- Bundesverwaltungsgericht |
Sehr geehrter Herr Weber,
das Bundesverwaltungsgericht in Leipzig hat zwei
Urteile des Oberverwaltungsgerichtes Rheinland-Pfalz (12 A 11658/02.OVG
und 12 A 11879/02.OVG), trotz Nichtzulassung der Revision seitens des OVG,
wegen Verletzung revisiblen Rechts aufgehoben und die Rasseliste der
rheinland-pfälzischen Gefahrenabwehrverordnung - Gefährliche Hunde - (GefAbwV)
für nichtig erklärt (BVerwG 6 C 22.03 und BVerwG 6 C 21.03). Dieses Beispiel
zeigt mit aller Deutlichkeit, wie wichtig im Einzelfall die
Beurteilung sachlicher und rechtlicher Streitfragen durch ein von der
Landespolitik unabhängiges Bundesgericht sein kann.
Die beiden (gleichlautenden) Urteile sind insbesondere
deswegen sehr interessant, weil das Urteil des Bundesverfassungsgerichtes vom
16. März 2004 (1 BvR 1778/01) bereits eingearbeitet ist.
Die Nichtigerklärung einer Rechtsvorschrift stellt
die Nichtigkeit grundsätzlich ex tunc fest, d. h. rückwirkend auf den
Zeitpunkt des Erlasses der Norm; sie ist allgemeinverbindlich, d. h. diese
rechtswidrige Norm hat für den Bürger nie existiert. Entsprechendes gilt
für Verwaltungsakte (VA), die aufgrund der für nichtig erklärten Norm
ergangen sind: Die Vollstreckung eines noch nicht vollzogenen VA wird damit
unzulässig. Noch nicht bestandskräftige belastende VA können nicht nur,
sondern müssen durch die Verwaltung zurückgenommen werden.
Hunde der Rassen Pit Bull Terrier, American
Staffordshire Terrier und Staffordshire Bullterrier dürfen somit in
Rheinland-Pfalz wieder ohne Maulkorb und, falls nicht rasseunabhängige
kommunale Gefahrenabwehrverordnungen oder sonstige Vorschriften greifen
(z. B. Landesjagdgesetze), auch ohne Leine ausgeführt werden.

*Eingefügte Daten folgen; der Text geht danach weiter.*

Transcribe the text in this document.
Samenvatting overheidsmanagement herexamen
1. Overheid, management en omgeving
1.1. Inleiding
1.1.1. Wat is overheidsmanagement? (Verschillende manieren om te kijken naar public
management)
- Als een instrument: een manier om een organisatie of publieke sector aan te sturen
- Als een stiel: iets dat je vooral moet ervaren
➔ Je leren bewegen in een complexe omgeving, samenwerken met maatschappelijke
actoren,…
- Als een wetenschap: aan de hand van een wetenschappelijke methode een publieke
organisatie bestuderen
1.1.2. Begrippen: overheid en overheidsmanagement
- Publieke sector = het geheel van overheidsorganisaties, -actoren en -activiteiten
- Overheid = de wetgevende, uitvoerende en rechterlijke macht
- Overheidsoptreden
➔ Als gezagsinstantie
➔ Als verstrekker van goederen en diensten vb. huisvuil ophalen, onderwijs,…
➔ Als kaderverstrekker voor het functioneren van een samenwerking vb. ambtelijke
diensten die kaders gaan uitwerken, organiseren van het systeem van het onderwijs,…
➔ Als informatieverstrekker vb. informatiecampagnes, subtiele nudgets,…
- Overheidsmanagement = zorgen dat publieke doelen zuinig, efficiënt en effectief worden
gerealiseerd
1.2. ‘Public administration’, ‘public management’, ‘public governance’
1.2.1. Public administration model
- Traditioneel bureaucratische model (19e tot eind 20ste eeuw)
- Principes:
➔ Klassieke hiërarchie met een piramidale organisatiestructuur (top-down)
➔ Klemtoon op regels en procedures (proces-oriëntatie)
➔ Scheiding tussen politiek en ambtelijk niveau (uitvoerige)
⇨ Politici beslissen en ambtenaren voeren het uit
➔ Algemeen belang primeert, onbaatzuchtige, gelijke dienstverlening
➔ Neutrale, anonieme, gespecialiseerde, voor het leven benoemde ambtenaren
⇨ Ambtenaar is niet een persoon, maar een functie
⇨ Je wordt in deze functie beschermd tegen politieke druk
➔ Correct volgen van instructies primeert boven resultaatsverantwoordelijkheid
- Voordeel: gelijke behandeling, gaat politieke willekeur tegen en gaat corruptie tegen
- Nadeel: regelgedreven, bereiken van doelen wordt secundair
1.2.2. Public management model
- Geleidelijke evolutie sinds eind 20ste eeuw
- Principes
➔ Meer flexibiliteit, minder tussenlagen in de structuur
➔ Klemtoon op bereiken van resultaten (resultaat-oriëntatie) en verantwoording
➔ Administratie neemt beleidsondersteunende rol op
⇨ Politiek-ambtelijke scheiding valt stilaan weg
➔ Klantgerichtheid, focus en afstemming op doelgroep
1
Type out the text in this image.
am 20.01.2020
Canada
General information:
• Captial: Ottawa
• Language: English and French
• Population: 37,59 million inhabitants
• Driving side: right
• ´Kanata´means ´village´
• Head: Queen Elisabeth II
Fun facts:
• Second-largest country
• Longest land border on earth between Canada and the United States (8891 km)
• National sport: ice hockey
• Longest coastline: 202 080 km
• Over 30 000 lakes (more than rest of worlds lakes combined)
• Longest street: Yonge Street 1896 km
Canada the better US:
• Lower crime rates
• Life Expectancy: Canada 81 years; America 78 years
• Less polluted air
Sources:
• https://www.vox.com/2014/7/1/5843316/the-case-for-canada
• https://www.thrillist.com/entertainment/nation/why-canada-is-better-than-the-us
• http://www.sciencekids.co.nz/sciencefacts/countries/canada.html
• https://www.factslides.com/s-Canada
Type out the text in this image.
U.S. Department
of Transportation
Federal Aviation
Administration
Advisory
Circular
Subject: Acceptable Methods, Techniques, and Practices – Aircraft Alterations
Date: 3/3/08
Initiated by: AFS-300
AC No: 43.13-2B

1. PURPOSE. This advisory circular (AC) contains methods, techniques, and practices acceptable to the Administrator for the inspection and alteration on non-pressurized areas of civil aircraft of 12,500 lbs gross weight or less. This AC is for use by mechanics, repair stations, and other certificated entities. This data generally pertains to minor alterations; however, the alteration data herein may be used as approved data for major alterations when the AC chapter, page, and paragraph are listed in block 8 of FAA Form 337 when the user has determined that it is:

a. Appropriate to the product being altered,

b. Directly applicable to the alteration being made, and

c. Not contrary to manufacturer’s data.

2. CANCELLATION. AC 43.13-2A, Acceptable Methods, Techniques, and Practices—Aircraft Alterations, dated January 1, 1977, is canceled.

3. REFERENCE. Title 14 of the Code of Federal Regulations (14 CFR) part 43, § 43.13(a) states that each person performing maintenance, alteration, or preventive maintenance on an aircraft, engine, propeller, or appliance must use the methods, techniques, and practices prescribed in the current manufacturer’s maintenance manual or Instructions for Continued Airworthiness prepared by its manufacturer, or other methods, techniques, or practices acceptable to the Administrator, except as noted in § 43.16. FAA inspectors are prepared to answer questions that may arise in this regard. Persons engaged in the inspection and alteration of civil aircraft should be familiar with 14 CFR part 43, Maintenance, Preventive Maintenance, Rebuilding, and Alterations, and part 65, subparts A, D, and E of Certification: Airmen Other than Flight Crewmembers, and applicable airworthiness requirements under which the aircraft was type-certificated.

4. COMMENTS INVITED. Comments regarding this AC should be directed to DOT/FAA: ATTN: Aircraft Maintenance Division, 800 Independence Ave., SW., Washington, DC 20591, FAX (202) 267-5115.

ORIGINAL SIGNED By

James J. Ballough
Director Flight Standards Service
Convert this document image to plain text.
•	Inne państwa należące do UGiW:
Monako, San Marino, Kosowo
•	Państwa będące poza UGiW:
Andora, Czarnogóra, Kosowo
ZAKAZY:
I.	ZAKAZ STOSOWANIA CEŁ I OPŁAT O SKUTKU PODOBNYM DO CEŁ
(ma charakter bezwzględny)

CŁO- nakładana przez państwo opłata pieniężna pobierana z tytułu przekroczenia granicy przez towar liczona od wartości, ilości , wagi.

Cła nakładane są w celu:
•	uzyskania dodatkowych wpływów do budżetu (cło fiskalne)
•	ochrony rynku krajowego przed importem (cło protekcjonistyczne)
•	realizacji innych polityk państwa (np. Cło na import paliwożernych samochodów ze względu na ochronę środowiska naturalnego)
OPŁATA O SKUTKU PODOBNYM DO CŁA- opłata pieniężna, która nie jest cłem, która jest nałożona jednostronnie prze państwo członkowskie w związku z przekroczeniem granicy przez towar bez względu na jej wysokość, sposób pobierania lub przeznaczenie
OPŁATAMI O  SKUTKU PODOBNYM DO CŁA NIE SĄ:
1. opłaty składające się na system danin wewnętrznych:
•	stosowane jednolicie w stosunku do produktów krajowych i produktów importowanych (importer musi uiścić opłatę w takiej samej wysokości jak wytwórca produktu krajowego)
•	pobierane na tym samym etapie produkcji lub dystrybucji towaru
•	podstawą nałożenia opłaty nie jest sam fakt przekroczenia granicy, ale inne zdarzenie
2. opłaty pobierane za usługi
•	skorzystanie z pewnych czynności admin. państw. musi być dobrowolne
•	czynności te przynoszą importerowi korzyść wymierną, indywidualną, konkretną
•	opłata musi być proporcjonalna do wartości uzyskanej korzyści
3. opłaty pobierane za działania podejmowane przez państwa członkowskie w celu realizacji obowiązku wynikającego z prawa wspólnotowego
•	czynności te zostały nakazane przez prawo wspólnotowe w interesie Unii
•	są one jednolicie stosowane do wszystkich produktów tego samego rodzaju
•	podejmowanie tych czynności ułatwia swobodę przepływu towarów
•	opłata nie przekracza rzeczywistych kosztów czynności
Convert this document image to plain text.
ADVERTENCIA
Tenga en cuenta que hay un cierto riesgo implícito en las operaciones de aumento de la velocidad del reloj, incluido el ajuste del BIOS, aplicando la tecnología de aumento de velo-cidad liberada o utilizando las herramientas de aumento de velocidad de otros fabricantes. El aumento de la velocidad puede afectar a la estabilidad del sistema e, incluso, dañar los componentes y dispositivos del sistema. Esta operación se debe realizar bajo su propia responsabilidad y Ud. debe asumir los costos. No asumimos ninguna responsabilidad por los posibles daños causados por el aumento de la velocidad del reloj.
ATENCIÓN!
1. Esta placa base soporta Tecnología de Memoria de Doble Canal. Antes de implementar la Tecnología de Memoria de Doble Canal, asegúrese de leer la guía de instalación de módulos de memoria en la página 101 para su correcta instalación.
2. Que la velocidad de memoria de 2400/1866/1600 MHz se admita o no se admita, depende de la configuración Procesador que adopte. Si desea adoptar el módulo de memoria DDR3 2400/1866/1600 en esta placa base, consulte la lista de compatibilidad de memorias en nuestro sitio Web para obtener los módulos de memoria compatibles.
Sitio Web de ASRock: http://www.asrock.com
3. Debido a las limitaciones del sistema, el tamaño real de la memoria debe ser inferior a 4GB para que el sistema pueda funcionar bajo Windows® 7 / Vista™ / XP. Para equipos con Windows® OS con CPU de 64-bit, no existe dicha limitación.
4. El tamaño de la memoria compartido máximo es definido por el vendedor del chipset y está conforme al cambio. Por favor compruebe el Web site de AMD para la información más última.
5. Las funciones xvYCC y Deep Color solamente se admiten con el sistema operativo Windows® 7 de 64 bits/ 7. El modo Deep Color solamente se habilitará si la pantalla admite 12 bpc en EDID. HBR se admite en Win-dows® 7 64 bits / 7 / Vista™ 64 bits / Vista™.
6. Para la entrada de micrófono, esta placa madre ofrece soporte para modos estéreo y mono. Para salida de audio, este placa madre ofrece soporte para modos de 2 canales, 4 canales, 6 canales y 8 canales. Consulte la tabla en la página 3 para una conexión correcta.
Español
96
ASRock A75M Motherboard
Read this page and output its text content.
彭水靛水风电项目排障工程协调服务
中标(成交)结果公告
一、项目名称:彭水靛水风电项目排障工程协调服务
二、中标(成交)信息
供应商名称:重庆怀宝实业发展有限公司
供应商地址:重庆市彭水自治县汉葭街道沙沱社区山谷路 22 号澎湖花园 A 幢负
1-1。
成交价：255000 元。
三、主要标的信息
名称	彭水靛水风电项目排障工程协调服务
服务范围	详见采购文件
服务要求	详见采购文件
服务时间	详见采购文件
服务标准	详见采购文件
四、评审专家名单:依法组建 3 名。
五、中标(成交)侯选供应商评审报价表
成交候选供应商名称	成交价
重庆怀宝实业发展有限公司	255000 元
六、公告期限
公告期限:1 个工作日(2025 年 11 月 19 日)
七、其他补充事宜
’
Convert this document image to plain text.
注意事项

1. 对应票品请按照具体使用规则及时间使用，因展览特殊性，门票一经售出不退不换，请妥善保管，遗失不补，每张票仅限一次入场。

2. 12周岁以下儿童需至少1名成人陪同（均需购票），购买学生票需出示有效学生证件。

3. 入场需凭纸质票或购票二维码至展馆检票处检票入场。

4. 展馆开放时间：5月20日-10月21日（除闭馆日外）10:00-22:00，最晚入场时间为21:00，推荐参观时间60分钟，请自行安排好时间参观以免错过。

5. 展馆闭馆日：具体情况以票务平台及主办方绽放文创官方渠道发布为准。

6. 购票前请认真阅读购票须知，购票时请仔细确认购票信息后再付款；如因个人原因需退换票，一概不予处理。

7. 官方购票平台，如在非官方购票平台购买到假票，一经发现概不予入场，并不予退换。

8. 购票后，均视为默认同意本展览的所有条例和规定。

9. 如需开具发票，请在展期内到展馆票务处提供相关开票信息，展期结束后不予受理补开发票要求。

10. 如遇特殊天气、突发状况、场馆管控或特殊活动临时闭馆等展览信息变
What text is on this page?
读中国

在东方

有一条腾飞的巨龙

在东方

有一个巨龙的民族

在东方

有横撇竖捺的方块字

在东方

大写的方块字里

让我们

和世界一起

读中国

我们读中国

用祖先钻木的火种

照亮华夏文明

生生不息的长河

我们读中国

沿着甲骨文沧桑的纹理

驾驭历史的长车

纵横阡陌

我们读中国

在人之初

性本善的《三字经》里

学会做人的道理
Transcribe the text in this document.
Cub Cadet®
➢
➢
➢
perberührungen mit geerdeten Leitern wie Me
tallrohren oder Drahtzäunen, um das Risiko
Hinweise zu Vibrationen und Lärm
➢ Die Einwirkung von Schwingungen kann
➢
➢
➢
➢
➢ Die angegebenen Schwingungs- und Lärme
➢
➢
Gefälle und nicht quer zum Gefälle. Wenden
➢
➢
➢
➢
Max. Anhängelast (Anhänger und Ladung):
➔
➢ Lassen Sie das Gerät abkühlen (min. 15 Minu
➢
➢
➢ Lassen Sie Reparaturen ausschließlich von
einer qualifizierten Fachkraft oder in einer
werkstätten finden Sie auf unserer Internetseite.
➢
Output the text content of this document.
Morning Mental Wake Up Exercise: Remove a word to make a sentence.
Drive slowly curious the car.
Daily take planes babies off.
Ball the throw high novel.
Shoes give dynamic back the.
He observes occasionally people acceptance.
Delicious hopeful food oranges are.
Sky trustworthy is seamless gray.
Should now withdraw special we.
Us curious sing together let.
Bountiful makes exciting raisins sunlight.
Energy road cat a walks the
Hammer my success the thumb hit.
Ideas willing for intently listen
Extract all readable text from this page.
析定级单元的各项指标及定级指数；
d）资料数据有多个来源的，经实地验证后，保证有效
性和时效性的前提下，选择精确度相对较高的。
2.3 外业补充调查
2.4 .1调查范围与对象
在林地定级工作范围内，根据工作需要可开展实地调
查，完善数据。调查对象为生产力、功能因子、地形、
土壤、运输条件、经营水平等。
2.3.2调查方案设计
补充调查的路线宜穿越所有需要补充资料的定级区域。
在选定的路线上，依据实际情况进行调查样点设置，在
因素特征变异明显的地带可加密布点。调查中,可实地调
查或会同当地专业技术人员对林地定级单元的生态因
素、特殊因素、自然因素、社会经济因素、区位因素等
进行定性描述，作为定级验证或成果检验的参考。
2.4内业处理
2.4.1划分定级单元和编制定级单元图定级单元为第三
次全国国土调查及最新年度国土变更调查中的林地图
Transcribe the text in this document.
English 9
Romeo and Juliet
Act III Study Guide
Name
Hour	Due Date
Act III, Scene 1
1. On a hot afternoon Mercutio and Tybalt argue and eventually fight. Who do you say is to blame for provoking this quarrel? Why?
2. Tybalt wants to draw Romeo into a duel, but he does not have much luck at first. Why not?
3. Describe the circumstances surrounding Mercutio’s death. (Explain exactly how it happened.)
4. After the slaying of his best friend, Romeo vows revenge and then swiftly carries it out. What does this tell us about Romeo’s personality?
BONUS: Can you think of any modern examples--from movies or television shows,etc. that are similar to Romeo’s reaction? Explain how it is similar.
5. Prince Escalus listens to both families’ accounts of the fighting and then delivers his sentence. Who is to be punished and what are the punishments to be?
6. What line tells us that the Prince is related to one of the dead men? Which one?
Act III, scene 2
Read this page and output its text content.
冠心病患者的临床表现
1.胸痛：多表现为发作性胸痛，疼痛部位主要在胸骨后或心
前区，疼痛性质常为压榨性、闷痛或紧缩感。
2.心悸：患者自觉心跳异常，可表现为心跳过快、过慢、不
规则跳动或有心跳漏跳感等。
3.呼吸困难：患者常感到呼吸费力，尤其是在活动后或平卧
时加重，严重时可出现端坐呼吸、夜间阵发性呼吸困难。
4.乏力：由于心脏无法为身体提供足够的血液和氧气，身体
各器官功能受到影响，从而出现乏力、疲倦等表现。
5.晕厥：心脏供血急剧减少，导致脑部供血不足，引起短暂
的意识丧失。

Das Normenregime der GefAbwV ist somit für die
drei genannten Rassen nicht existent (und war es auch nie gewesen), soweit
diese Tiere nicht als individuell gefährlich eingestuft sind, z. B.
aufgrund eines Beißvorfalls. Diese Hunde brauchen daher weder beim
Ordnungsamt angemeldet noch gekennzeichnet zu werden. Auch die
Unfruchtbarmachung und der Sachkundenachweis sind nicht mehr erforderlich,
obwohl Letzterer nach wie vor dringend empfohlen wird. Nur ein sachkundiger
Halter ist in der Lage seinen Hund, unabhängig von der Rasse, zuverlässig
in der Öffentlichkeit zu bewegen.
Ich weise darauf hin, dass diese beiden Urteile
keine Auswirkungen auf das Steuerrecht haben, so dass die in einigen
Gemeinden existierende steuerliche Rassendiskriminierung in Form erhöhter
Steuersätze weiterhin bestehen bleibt.